Workshops zeigen Hebel für weniger Verbrauch
Das europäische Kooperationsprojekt Flip-EC in der Hansestadt Lübeck kommt voran. Unter der Keyphrase Flip-EC Pilotmaßnahmen öffentliche Gebäude entstehen seit Mai 2025 neue Wege, um Energie in öffentlichen Häusern zu sparen. Dabei rückt das Projekt nicht nur Technik in den Fokus, sondern ebenso Routinen, Kommunikation und Zusammenarbeit im Alltag.
In den vergangenen sechs Monaten organisierte die Stadt eine dreiteilige Workshop-Reihe. Daran beteiligten sich nach Angaben der Hansestadt unter anderem Hausmeister, Lehrkräfte, Schüler, Bildungskoordination sowie Energie- und Klimaschutzmanagement.

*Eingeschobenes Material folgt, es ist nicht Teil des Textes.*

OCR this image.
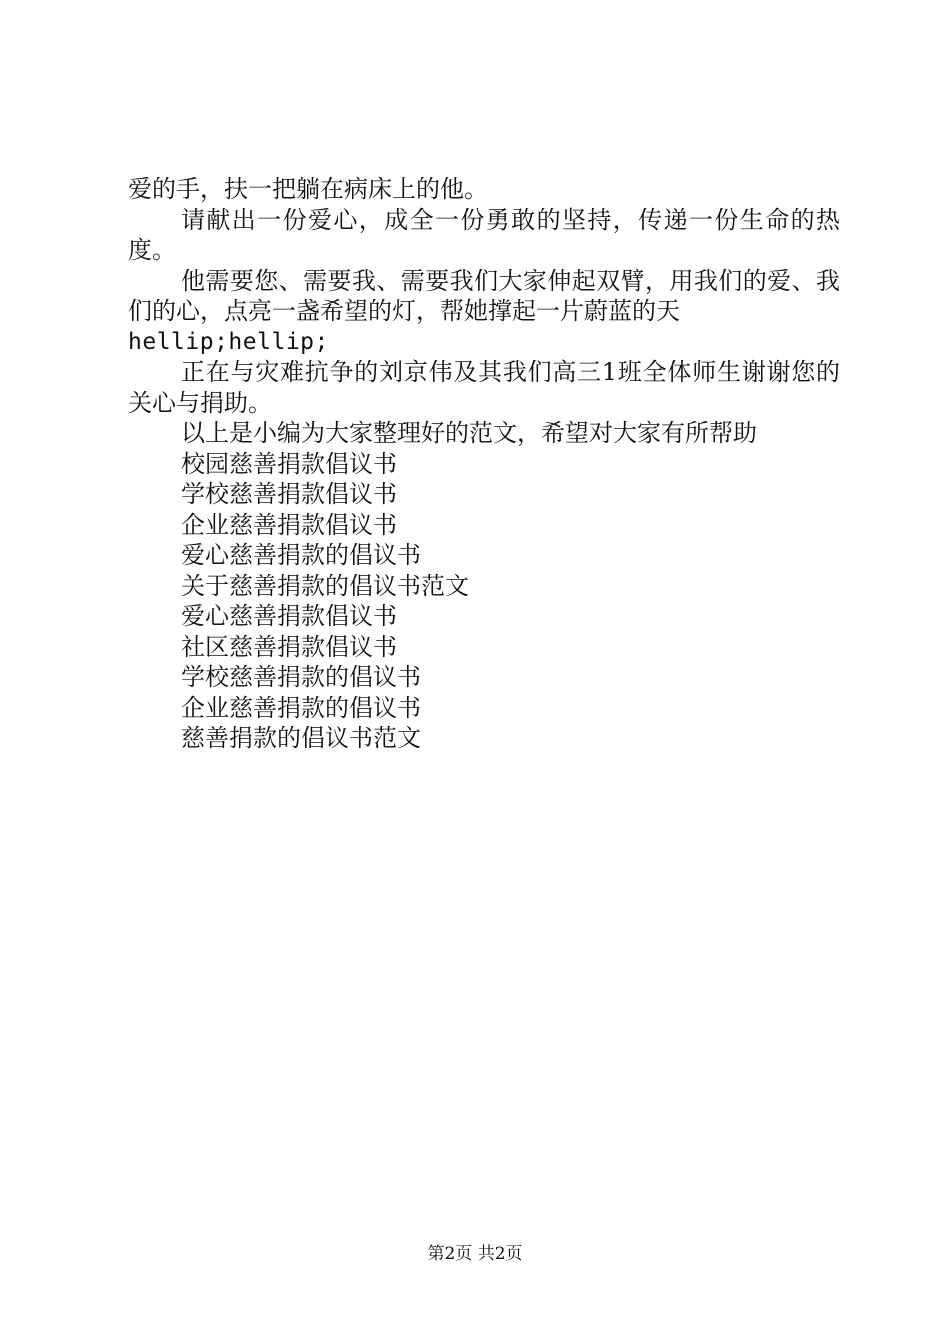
爱的手，扶一把躺在病床上的他。

请献出一份爱心，成全一份勇敢的坚持，传递一份生命的热度。

他需要您、需要我、需要我们大家伸起双臂，用我们的爱、我们的心，点亮一盏希望的灯，帮她撑起一片蔚蓝的天

hellip;hellip;

正在与灾难抗争的刘京伟及其我们高三1班全体师生谢谢您的关心与捐助。

以上是小编为大家整理好的范文，希望对大家有所帮助

校园慈善捐款倡议书
学校慈善捐款倡议书
企业慈善捐款倡议书
爱心慈善捐款的倡议书
关于慈善捐款的倡议书范文
爱心慈善捐款倡议书
社区慈善捐款倡议书
学校慈善捐款的倡议书
企业慈善捐款的倡议书
慈善捐款的倡议书范文
第2页 共2页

Außerdem tauschten sich Mitarbeitende der Verwaltung mit Vertretern anderer Kommunen aus Schleswig-Holstein aus, damit Erfahrungen schneller zusammenfließen. Gemeinsam prüften sie Energieroutinen, benannten Hürden und entwickelten einfache, kostengünstige Maßnahmen.
Die Gespräche bezogen verschiedene Gebäudetypen ein, etwa Verwaltungsstandorte, Schulen, Kitas und Kulturzentren. Ein Schwerpunkt war der User-Journey- und Co-Gestaltungs-Ansatz, denn er verbindet Alltagspraxis mit Planung. So wechselten die Teilnehmenden die Perspektive und verstanden besser, wie Nutzende und Gebäudemanagement zusammenwirken. Zugleich bewerteten sie, welche Ideen sich zügig umsetzen lassen und in der Pilotphase verlässlich wirken.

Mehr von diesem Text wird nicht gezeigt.